Even in view of the uncertain relationship between SARS-CoV-2 vaccination and secondary ITP, it is worth considering possible mechanism by which this might occur. The vaccines-autoimmunity interplay is very similar to the established association between infections and autoimmunity. Infectious agents can cause or trigger autoimmunity through several mechanisms such as molecular mimicry, polyclonal activation, bystander activation and the presence of superantigens. Vaccines, as well as infections, activate immune-mediated mechanisms that can induce protective immunity. Thrombocytopenia has been reported after treatment with some anti-sense oligonucleotides. The epitope integrated within the vaccine antigen shares a similar structure with a self-antigen, driving towards self-reactivity. Furthermore, when polyclonal activation of B cells occurs, the increased B cell proliferation, antibody production and formation of circulating immune complexes may result in damage to self-tissues. Activation of antibodies and T cells responsible for the clearance of virus antigens may cross-react with antigens present on platelet membrane. The antibody-coated platelets are cleared by tissue macrophages, resulting in a shortened half-life of platelets. Notably, the increased risk of autoimmunity among recipients of a certain vaccine may stem not only from its antigen-mediated responses but also from other constituents of the vaccine, such as yeast proteins or extracts (no less than 5% as residual traces from the manufacturing process), adjuvants and preservatives used to enhance its immunogenicity [4, 5].
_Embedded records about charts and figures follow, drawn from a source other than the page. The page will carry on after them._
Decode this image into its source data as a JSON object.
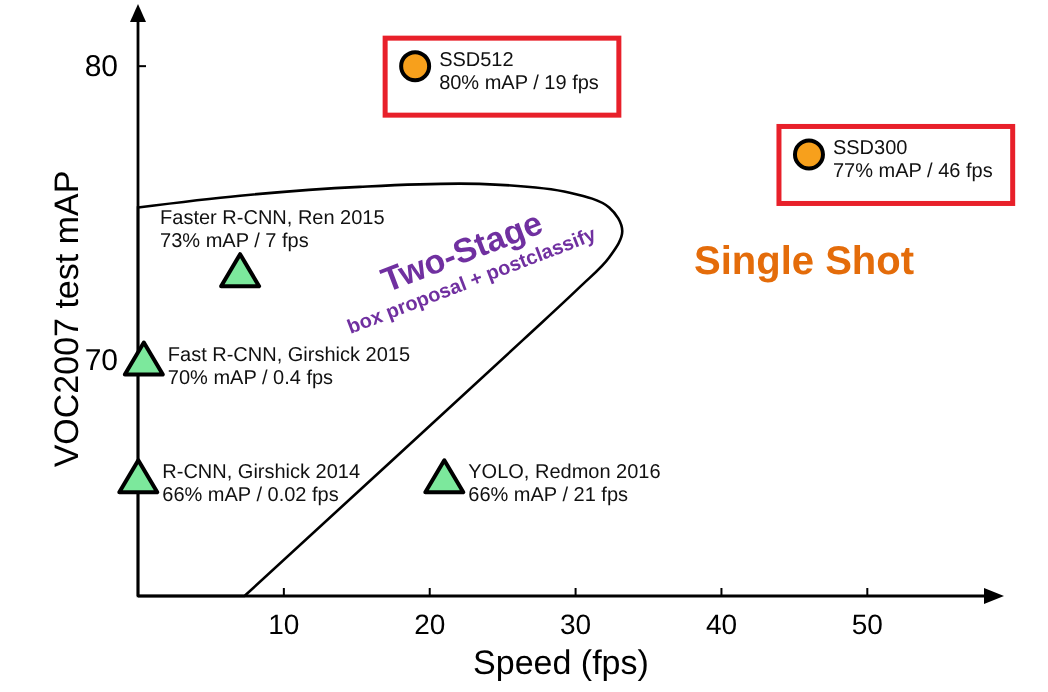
{
  "chart_data": {
    "type": "scatter",
    "xlabel": "Speed (fps)",
    "ylabel": "VOC2007 test mAP",
    "xlim": [
      0,
      58
    ],
    "ylim": [
      62,
      81.5
    ],
    "xticks": [
      10,
      20,
      30,
      40,
      50
    ],
    "yticks": [
      70,
      80
    ],
    "series": [
      {
        "color": "#f7a01c",
        "marker": "circle",
        "x": [
          19,
          46
        ],
        "values": [
          80,
          77
        ]
      },
      {
        "color": "#7ce89c",
        "marker": "triangle",
        "x": [
          7,
          0.4,
          0.02,
          21
        ],
        "values": [
          73,
          70,
          66,
          66
        ]
      }
    ],
    "annotations": [
      {
        "text": "SSD512\n80% mAP / 19 fps",
        "x": 19,
        "y": 80
      },
      {
        "text": "SSD300\n77% mAP / 46 fps",
        "x": 46,
        "y": 77
      },
      {
        "text": "Faster R-CNN, Ren 2015\n73% mAP / 7 fps",
        "x": 7,
        "y": 73
      },
      {
        "text": "Fast R-CNN, Girshick 2015\n70% mAP / 0.4 fps",
        "x": 0.4,
        "y": 70
      },
      {
        "text": "R-CNN, Girshick 2014\n66% mAP / 0.02 fps",
        "x": 0.02,
        "y": 66
      },
      {
        "text": "YOLO, Redmon 2016\n66% mAP / 21 fps",
        "x": 21,
        "y": 66
      },
      "Two-Stage",
      "box proposal + postclassify",
      "Single Shot"
    ]
  }
}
We cannot exclude the possibility that the SARS-CoV-2 mRNA-vaccine have the potential to trigger de novo ITP, albeit rarely. Distinguishing vaccine-induced ITP from coincidental ITP presenting soon after vaccination is challenging at this time. Additional surveillance is needed to determine the true incidence of thrombocytopenia post COVID-19 vaccination. Further investigation is imperative to explicate the pathological mechanism, epidemiology, clinical manifestation, and treatment outcomes.

The case reported should not to be seen as a reason to avoid vaccination but, on the contrary, as an opportunity to carefully monitor and better know possible side effects and ways to mitigate possible complications.